ESSAY
When Contentment is a Sin
POSTED
March 21, 2023

Maybe you have heard it said that you will be content when you learn to empty yourself of all your desire. If you want nothing, you will always be happy with what you have. Maybe this seemed like an extremely godly point of view, and you felt guilty that you had not yet achieved a complete void of all your personal desires, hopes, dreams, and goals. Maybe you have been told that you should be content with what you have because you deserve nothing. Calvinists certainly love to focus on the T in TULIP: total depravity. We love to apply it to practical circumstances and tell each other that God owes us nothing. Maybe you have been told that if you expect nothing, you will never be disappointed.

This is not the biblical call of contentment. This kind of contentment is teetering on the brink of blasphemy. To believe that we are dust, that is true. To believe that we are owed nothing, again true. But, within the same thought, you have to believe that God can never be other than He is. God has to be merciful and full of lovingkindness. Although you live in a world where you are owed nothing, you will still be a recipient of a torrent of constant mercy because God owns this world. Instead of saying that we are owed nothing and therefore should be happy with nothing, we should say that although we are owed nothing, we worship a generous, kind, and merciful God, so we expect him to be generous, kind, and merciful. The difference is not in the premise, it is in the conclusion. Humble yourselves before the living God, so that he might lift you up (James 4:10). It does not say humble yourself before the living God because you deserve nothing and will get nothing and you should just be happy with nothing. That isn’t who God is! That isn’t who we are humbling ourselves before. When we are humble before the Lord, we should expect Him to lift us up.

Paul is always the go-to teacher on contentment because of this passage in Philippians 4: “I have learned in whatever state I am, to be content. I know how to be abased, and I know how to abound. Everywhere and in all things I have learned both to be full and to be hungry, both to abound and to suffer need. I can do all things through Christ who strengthens me.” Paul is thanking the Philppians for their generous gifts to provide for his physical needs, and he follows up his thanks by telling them that he would be happy if they had given him help or not. He could be happy in all circumstances because he has Christ. But his last phrase, “I can do all things…” strikes me as a call to action. Instead of saying, “I have figured out how to not need anything” or “I have figured out how to not have any desires” or “I have figured out how to live on water only” he says, “I can do”. The pathway to contentment is not a pathway of complacency, it is a path of action. Paul is not saying that contentment comes from him never doing anything about his circumstances. He is saying that he can thrive by being joyful and peaceful in Christ while he does all things.

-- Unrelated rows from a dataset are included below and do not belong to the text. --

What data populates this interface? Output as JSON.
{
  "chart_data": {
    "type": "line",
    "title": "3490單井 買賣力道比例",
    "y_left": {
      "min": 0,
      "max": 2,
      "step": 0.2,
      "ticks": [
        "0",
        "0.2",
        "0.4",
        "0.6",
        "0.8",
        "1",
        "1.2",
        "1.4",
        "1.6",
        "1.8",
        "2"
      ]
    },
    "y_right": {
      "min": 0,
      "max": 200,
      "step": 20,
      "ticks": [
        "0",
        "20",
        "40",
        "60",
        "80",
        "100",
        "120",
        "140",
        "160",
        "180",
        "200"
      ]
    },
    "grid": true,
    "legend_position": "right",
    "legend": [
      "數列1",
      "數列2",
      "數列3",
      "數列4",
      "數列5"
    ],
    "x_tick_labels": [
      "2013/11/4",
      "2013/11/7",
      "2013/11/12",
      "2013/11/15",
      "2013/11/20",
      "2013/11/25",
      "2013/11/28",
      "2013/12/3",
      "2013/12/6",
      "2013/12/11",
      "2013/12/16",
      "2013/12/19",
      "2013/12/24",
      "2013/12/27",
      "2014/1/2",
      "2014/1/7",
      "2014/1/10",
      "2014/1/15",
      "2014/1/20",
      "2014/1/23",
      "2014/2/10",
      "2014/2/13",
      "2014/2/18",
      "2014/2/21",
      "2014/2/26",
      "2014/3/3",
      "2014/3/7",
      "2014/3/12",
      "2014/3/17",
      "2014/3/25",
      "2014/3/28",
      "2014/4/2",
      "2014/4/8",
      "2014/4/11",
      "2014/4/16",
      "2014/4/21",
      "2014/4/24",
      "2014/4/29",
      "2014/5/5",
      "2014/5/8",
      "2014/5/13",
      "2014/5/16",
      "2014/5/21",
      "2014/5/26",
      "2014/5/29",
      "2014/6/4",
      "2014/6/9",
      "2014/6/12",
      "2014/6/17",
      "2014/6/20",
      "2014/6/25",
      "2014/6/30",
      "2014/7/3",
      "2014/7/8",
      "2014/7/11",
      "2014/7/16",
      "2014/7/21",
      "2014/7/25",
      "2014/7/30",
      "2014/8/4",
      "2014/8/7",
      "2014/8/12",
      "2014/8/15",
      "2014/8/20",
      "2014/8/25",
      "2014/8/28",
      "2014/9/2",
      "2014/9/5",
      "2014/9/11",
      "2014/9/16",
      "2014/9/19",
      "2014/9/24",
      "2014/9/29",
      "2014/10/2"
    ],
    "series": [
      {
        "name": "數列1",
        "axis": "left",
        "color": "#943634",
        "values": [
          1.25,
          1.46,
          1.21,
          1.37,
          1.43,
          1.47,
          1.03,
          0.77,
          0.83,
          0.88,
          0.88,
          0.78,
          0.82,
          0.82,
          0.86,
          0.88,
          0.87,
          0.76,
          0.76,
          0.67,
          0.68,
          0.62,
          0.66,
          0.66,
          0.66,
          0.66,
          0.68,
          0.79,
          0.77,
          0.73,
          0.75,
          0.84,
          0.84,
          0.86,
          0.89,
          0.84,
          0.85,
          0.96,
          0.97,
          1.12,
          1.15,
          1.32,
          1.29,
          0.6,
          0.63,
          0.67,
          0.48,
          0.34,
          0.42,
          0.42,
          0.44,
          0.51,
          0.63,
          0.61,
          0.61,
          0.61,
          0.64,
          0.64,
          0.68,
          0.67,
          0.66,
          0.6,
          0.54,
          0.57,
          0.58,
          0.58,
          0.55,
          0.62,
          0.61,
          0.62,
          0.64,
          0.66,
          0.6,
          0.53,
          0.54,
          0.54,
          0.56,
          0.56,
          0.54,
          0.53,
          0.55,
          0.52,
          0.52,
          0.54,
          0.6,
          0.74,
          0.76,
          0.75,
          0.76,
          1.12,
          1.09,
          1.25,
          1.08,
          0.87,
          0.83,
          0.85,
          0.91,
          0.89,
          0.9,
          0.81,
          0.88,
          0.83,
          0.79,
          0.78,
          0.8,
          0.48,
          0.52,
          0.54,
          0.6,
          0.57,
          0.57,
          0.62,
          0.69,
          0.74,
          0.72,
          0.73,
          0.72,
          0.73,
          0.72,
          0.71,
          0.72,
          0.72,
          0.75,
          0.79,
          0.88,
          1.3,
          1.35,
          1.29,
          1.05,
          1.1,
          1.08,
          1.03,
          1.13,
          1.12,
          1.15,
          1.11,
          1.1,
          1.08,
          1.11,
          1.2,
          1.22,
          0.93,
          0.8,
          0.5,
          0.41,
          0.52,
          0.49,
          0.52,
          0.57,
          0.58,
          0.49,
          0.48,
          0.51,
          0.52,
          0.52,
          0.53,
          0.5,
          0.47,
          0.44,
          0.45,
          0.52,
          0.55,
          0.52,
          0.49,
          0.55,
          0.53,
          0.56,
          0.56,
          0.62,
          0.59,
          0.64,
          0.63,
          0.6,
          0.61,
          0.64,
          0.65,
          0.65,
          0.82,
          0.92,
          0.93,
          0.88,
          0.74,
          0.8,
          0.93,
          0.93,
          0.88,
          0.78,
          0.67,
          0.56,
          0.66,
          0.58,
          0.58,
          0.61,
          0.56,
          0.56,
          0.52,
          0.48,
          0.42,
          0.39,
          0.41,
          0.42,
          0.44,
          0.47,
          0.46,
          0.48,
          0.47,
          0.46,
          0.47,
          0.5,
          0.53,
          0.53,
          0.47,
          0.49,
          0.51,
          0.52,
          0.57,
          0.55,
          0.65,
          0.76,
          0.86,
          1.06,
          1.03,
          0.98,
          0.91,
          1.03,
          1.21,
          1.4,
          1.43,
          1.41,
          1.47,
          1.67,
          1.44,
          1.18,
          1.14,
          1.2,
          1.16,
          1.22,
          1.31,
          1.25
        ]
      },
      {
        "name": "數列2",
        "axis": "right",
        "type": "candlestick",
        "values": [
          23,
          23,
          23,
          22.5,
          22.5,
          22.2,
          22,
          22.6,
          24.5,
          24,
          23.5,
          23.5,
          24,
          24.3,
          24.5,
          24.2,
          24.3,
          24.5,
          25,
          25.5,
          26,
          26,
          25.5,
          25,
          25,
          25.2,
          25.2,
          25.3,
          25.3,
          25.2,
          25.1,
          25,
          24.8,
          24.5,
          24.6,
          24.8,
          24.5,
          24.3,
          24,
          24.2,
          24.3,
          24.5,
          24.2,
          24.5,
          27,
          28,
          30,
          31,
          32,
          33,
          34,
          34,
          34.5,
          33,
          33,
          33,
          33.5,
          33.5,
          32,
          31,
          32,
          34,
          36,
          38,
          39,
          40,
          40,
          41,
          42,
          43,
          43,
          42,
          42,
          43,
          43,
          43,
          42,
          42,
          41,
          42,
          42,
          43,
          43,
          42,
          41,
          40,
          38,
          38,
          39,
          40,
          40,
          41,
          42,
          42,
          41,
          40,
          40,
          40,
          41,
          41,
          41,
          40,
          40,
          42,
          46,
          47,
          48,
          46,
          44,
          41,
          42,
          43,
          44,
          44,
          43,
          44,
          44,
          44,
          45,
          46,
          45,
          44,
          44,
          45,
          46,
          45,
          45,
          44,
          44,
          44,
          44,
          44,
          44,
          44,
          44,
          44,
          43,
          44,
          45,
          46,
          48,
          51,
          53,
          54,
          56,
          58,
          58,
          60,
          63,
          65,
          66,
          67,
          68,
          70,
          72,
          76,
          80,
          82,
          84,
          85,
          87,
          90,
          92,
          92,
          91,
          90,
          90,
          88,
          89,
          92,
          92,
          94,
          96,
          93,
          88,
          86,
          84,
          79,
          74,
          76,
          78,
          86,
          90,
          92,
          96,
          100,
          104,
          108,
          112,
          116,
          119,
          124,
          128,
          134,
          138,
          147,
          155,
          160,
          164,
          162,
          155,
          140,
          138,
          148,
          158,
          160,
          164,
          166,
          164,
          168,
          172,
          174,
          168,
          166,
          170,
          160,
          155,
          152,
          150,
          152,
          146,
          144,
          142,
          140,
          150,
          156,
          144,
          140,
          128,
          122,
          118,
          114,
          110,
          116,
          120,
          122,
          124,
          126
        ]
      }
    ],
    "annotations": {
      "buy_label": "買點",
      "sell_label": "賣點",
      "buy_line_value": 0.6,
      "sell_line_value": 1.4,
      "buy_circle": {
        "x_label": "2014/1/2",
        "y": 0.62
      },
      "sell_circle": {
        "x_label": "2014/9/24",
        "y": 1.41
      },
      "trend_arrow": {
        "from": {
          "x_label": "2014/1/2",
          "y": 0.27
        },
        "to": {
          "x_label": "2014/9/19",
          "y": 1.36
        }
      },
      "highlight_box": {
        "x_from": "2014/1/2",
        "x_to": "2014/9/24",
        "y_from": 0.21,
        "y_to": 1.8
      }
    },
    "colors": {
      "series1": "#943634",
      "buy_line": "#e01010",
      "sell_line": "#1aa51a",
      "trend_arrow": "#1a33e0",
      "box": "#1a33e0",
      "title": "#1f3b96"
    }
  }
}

When contentment becomes complacency, it becomes a sin. When a follower of Christ believes that they should just accept bad circumstances and never try to change them, they are acting like they can not do all things through Christ who strengthens them. Paul is encouraging joy and peace with action. Obviously there are some bad circumstances that cannot be changed, and we need to learn to be joyful with the affliction, but many times we are in difficult places because of sin.

Contentment becomes a sin in circumstances like a mother who is content to allow her children to disobey her. Maybe she is just cheerfully going through her day, and doesn’t want to disrupt the peace. But that is complacency. That is laziness.

It shows up in marriages when a husband is content to let his wife manipulate and control all the decisions that God has asked him to be the bearer of. He doesn’t want to make his wife angry, so he finds a place of acceptance for the dysfunction.

It shows up in families who are tired and overwhelmed, so they convince each other they should be content with the minimal amount of education for their children. But godly parenting should never lower the goals on training up children.

It shows up in health problems, when a patient refuses to make the necessary lifestyle changes that would improve their health, and instead decides they will be content with their symptoms. Instead of working hard to improve, they are working hard to accept their own slothfulness.

It shows up in classrooms when a teacher accepts disrespectful behavior because she is content with a little bit of disruption. Instead of holding her students to a high standard and risking unhappy parents, she is content to let sin continue.

It shows up in fathers who don’t seek to provide financial stability for their families in the name of contentment. Instead of seeking to care for their families in every way possible, they allow themselves to be lazy and slap a biblical virtue onto it.

It shows up in wives who are content with their abusive marriages and fail to expose that their husbands are misrepresenting Christ. Instead of being wise like Abigail and learning how to appropriately bring up her husband’s foolishness, she empties herself of the desire for a godly marriage and hides sin.

A content heart does not look at its hard circumstances and try to convince itself that bad is good. A content heart looks at its hard circumstances and says, “Thank you, Lord, for putting me in this difficulty. Help me to be joyful in the affliction. Although I do not deserve anything better, I believe that you are good and that you have good things prepared for me. Show me what things I need to change in order to be obedient to you in my circumstances. I can do all things through Christ who strengthens me.”


Lindsey Tollefson is a wife and homemaker in Moscow, ID.